風沙平息的當天,老人病倒了,發燒,嘔吐,躺在床上不能動彈。他艱難地喘息著,喉嚨呼嚕作響,頭上掛著汗珠。象每一次病倒一樣,他首先感到心虛氣短,墜在氣管上的兩片肺葉像兩片黑石頭,壓得他透不過氣來。
兩天了,老人在斷斷續續的高燒中迷迷糊糊過來了。在這兩天裡,老人腦子裡已失去了白天和黑夜的概念。睡過去時,便做夢,一個夢接一個夢;睜開眼,那許多年前的往事便一古腦地湧到面前。
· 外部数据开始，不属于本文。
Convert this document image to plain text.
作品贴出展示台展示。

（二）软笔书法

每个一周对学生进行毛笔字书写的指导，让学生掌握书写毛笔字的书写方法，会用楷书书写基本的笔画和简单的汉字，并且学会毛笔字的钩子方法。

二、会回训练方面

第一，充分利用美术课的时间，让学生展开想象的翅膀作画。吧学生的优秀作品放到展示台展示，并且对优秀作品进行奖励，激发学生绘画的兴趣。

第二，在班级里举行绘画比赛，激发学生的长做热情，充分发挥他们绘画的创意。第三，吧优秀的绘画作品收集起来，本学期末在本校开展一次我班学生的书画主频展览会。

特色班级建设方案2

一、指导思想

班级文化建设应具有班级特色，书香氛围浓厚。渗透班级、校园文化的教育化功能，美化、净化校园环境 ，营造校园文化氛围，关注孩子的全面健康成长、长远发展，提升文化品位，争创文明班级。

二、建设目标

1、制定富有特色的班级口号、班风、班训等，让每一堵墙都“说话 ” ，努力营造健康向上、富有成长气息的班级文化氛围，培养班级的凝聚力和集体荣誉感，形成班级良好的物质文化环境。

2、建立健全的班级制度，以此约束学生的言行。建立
往事與夢沒有明顯的界限,有時,夢中揉進了往事,有時,往事帶上了夢的色彩。
人的一生,多像一個五光十色的夢喲!
有幾次,老人覺著自己要死了,彷彿一口氣上不來,就會永遠睡過去。他感到孤獨,第一次希望身邊有個人,哪怕是一個陌生人,只要能靜靜地坐在他身邊,讓他看到他的面孔,聽到他的心跳,感到他的存在,他就會踏實得多。然而,沒有,整整兩天,沒有一個人到這片荒郊上來。
平常,每個星期都有人到他這兒來,鎮上的老收匯員,剃頭的黑老張……早兩年就更多嘍,很多人到這里淘炭哩!這里四處鋪墊著煤矸石,矸石裡夾了不少煤,人們便在這里四處刨坑,引出廢井裡的水淘洗含煤的矸石,很有幾個發了財哩!大礦撤走之後,這里至少又喧鬧了兩年,直到今天才真正平靜下來。
人們不知道,它肚子裡還藏著寶哩!
老人知道。所以,他不能走,也不能死,他還要給那個年輕的鎮委書記當顧問哩!
第三天,老人的病竟奇蹟般地好了起來。他覺著餓,餓得心慌,便擦著火柴,點燃了爐灶,蒸了一鍋噴香的米飯。
杳無人煙的荒野上升起了一縷縷炊煙。
就在這天,年輕的鎮委書記又一次來到了這塊廢墟上,陪他一起來的,還有主管工業的副鎮長和工業局的局長。
一見面,年輕的鎮委書記便告訴老人:“重新開採黑圪垯溝的計劃,市裡批了下來,同意頭一年貸款二百萬元,省煤炭局劉方書記也同意就近從大煤礦調撥一些舊設備先給我們用。”
鎮委書記還告訴老人:“劉方書記還提到了您,說是要抽空來看望你呢!嘿,我說咋這麼面熟,您就是那個大名鼎鼎的韋黑子呀?!”
“大名鼎鼎”?老人苦笑了一下,心裡一陣淒涼。假如不是他的大名鼎鼎,黑圪垯溝煤礦說不定如今還活著哩!